1) It can only be used in scenarios with a small data range. If the data range k is much larger than the data n to be sorted, it is not suitable to use counting sorting;
2) Counting sorting can only sort non-negative integers, and other types need to be sorted in Convert to a non-negative integer without changing the relative size;

If your test scores are accurate to one decimal place, you will need to multiply all scores by 10 to convert them to whole numbers.

4. Radix sort

Algorithm principle (take sorting 100,000 mobile phone numbers as an example to illustrate)

1) Compare the sizes of the two mobile phone numbers a and b.
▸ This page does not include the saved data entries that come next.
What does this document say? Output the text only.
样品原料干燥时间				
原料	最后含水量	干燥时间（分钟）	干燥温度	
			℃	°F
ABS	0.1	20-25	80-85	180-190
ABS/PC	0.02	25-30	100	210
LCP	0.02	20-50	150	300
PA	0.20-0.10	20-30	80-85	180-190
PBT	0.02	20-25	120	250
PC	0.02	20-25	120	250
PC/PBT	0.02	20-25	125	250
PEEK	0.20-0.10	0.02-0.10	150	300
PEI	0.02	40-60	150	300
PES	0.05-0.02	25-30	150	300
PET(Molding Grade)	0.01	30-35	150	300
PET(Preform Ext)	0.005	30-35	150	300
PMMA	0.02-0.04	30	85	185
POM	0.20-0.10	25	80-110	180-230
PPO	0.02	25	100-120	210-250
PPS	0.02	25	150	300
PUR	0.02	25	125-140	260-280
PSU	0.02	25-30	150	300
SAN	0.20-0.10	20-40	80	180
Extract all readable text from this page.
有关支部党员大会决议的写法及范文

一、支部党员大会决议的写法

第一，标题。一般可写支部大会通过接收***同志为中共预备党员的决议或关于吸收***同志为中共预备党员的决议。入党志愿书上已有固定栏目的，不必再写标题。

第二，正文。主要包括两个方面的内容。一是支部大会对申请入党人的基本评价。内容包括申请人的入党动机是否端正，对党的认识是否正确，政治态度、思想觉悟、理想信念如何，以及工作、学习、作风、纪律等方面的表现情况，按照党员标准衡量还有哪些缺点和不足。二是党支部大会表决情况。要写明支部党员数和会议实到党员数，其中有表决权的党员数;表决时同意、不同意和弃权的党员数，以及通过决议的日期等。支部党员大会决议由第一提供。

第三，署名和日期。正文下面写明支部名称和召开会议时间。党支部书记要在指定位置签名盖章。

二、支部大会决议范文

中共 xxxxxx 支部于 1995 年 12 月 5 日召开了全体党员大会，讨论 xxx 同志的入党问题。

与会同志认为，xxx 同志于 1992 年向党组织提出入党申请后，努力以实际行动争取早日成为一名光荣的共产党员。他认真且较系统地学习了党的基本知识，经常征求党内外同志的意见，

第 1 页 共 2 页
If a is already larger than b in the first few digits, then the latter digits do not need to be read.
2) With the help of the idea of ​​stable sorting algorithm, the mobile phone numbers can be sorted according to the last digit, and then reordered according to the penultimate digit, and so on, and finally reordered according to the first digit.
3) After 11 sortings, the mobile phone numbers are sorted.
4) The sorted data range is small each time, which can be done by using bucket sorting or counting sorting.

Conditions of Use

1) It is required that the data can be divided into independent "bits" for comparison;
2) There is a progressive relationship between the bits. If the high-order bit of the data a is larger than the data of b, then the remaining positions do not need to be compared;
3) Each bit of The data range cannot be too large, and linear sorting can be used, otherwise the time complexity of radix sorting cannot be O(n).